Pengakuan tersebut memicu sorotan lebih luas karena dinilai bertentangan dengan prinsip program swakelola P3A dan melanggar aturan perundang-undangan mengenai jajaran pemerintahan desa.
Dalam keterangannya, Zulkarnaen Arif mengungkapkan bahwa dirinya bukan pelaksana langsung dari kelompok tani, melainkan pihak ketiga yang ditunjuk/diberikan pekerjaan oleh seseorang.
Padahal, program P3A secara aturan merupakan kegiatan swakelola berbasis masyarakat yang bertujuan membedayakan petani lokal, bukan untuk dipihakketigakan atau dikerjakan oleh pihak pemborong/kontraktor luar.
Selain statusnya sebagai pihak ketiga, posisi Zulkarnaen Arif sebagai anggota BPD aktif yang mengelola proyek fisik di desanya dinilai menabrak regulasi.

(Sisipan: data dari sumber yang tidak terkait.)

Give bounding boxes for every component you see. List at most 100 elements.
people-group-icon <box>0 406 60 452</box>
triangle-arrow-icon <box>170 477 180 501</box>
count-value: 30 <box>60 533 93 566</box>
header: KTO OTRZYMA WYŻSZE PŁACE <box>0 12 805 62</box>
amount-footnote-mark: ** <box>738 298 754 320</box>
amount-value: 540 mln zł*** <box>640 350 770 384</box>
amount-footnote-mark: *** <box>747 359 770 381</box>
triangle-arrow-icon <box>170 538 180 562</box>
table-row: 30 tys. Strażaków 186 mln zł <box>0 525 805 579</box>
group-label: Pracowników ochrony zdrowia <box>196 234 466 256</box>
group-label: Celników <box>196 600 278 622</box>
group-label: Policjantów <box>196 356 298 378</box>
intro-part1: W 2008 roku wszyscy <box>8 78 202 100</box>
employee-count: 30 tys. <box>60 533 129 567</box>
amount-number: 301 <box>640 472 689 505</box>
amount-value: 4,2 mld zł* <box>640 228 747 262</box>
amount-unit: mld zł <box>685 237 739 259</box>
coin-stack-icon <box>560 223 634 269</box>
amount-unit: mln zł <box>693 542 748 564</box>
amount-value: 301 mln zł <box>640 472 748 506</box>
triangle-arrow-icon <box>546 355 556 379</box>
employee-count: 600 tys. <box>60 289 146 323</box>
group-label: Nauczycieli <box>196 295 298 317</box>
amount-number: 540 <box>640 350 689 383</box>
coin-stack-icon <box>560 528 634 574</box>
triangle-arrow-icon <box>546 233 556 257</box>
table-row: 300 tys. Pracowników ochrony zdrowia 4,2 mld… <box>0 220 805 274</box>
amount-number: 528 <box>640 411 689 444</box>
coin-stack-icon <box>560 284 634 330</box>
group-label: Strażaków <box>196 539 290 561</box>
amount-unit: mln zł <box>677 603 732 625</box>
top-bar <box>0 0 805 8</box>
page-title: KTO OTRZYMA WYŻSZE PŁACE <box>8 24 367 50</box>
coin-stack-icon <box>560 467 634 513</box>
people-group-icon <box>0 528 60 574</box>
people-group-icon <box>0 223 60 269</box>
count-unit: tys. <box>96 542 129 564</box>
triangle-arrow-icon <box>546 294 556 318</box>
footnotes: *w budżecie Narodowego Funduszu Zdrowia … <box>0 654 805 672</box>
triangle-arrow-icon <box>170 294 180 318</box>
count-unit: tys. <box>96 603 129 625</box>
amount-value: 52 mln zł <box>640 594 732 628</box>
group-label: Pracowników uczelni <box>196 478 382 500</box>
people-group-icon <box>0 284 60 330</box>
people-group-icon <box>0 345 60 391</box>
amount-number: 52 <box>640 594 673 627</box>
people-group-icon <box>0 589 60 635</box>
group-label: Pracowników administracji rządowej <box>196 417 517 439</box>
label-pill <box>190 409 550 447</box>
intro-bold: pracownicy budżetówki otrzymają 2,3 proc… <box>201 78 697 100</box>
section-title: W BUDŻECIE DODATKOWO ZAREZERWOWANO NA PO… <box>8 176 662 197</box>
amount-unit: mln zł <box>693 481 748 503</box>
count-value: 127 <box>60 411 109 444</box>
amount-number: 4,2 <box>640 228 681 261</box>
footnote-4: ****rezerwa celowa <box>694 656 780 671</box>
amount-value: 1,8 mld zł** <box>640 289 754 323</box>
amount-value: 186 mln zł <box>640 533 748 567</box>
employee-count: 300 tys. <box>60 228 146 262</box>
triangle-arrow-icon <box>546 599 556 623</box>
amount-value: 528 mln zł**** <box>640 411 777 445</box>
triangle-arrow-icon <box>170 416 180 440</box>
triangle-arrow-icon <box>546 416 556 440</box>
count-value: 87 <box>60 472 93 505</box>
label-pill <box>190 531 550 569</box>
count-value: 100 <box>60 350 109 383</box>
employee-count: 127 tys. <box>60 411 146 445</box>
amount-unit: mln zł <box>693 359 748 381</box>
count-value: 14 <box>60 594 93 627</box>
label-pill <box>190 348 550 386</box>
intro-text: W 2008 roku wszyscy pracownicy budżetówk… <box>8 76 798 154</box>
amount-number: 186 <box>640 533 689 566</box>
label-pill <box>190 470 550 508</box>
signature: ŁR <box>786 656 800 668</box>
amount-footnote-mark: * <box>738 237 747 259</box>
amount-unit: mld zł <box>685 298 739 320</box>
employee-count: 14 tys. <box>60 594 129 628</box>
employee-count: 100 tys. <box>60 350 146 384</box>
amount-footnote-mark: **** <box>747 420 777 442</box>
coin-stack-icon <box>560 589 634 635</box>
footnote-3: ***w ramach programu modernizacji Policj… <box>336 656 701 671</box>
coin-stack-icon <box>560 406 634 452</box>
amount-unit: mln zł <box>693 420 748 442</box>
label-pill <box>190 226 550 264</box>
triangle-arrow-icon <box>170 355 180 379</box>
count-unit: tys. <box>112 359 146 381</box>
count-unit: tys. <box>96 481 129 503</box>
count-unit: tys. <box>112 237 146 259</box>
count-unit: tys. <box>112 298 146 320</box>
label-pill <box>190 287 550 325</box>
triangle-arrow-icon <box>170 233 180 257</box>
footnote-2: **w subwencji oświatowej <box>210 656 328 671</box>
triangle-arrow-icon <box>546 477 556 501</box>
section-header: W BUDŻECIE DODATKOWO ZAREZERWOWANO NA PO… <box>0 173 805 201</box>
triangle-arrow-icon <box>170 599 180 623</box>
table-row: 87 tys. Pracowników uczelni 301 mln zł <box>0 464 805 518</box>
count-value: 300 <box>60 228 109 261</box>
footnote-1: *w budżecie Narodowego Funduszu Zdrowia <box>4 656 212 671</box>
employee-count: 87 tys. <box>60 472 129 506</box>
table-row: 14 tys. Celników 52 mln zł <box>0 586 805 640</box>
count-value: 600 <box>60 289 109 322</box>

Berdasarkan Undang-Undang No. 6 Tahun 2014 tentang Desa (Pasal 64), BPD secara tegas dilarang: Mengerjakan kegiatan fisik/proyek yang bersumber dari anggaran desa atau negara. Bertindak sebagai pelaksana atau kontraktor kegiatan pembangunan desa. Melakukan tindakan yang menimbulkan benturan kepentingan (conflict of interest).
“BPD itu lembaga pengawas pemerintahan desa. Jika anggotanya sendiri yang mengerjakan proyek fisik, fungsi pengawasan dipastikan mati total. Inilah yang menyebabkan pengerjaan di lapangan jadi asal-asalan,” tegas salah seorang tokoh masyarakat setempat.
Menanggapi pengakuan ini, warga dan elemen masyarakat mendesak Inspektorat Daerah Kabupaten Gowa serta Aparat Penegak Hukum (APH) untuk segera turun tangan melakukan pemeriksaan mendalam terkait:
1. Dugaan pelanggaran undang-undang dan penyalahgunaan wewenang oleh oknum BPD.
2. Alur pengalihan proyek P3A kepada pihak ketiga.
3. Audit investigatif atas potensi kerugian negara akibat kualitas pengerjaan drainase yang diduga tidak sesuai spesifikasi teknis.